I am married to a German. His father was sixteen years old when he received an "invitation" from Hitler to join his army or "go to the wall" (meaning stand before a firing squad). His mother told him to do whatever he had to do to stay alive. He was sent to the Russian front where he was captured and placed in a terrible concentration camp until 1950. He was an innocent, caught up in an insane man's war. My uncle was eighteen when he lost his life fighting someone like my father-in-law. He was buried in Flanders Field in France one month before WWII ended. Thank you for mentioning there was grief and loss on all sides. Your honoring of these innocents is poignant.

Stephanie Barr said...


The willingness to defend our country should be matched with an unwillingness to use our brave youth except in the most dire need.

War is a horrible painful thing for all concerned. I long for the day when we heed MacArthur's words:

"I know war as few other men now living know it, and nothing to me is more revolting.
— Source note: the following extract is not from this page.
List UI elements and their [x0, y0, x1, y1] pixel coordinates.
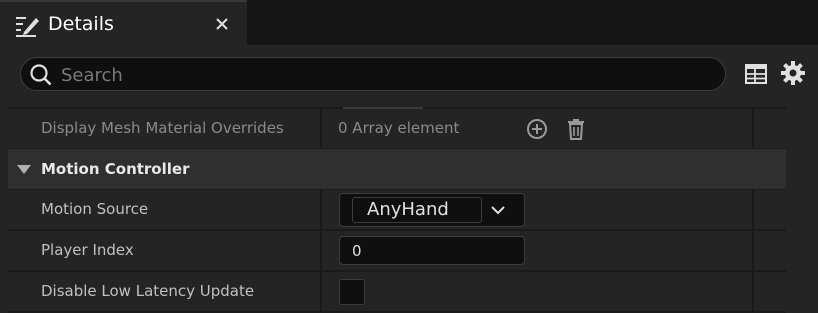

I have long advocated its complete abolition, as its very destructiveness on both friend and foe has rendered it useless as a method of settling international disputes."
-Douglas MacArthur

Anne-Marie said...

Beautiful, Janet. I have nothing but respect for all the members of the Armed Forces of your country and mine for the sacrifices they make. May all the soldiers currently fighting abroad come home safe to their loved ones.


Jean said...

Thank you, Janet. 91 minutes of silence and reflection to honor those Americans who have died in the current wars is not too much to ask.

It doesn't begin to touch those who have served in other conflicts, for our Allies, and our enemies -- and the civilian victims as well.

I am proud to have served this country for 28 years, and I'm thankful to be retired from active duty. Each person deserves a country he or she can love and call home. I happen to believe USA is best, but I hope each citizen believes that about his or her respective country.

Tawna Fenske said...

This is beautiful and made me cry.

I'll begin my 91 minutes right now.


Christina Lee said...

WOW. Just... wow. So very lovely!

Tamara said...

Very well put.

Bree D said...

Thank you.

Terri said...

Amen . . . I am proud to be have a heartfelt patriotism that gets misty eyed when the local National Guard unit marches in the town parade. Bless them all and keep them safe until they come home.

CKHB said...

I linked to this in my blog. THANK YOU.

February Grace said...

My grandfather was a WWII vet.

About seven years ago, the family who bought my great grandparent's home was renovating the attic and they found letters from my grandfather to my grandmother, written overseas during WWII, under the floorboards.

They tracked down my grandmother and returned them- and she treasured them in what would turn out to be the last year of her life. The effect of these letters on me has been profound.

Holding the crumbling pages in my hands, reading how never complained, reassured her that he loved her faithfully only longed to come home, (he was gone almost four years) made it all so real to me just how much is sacrificed by soldiers and their families for our freedom.

A beautiful post. Thank you for it and thank you to our service men and women.

Bernita said...

Two of mine wear the uniform of their country. Between them they have been deployed seven times outre-mer...
I don't think I have to say anything more.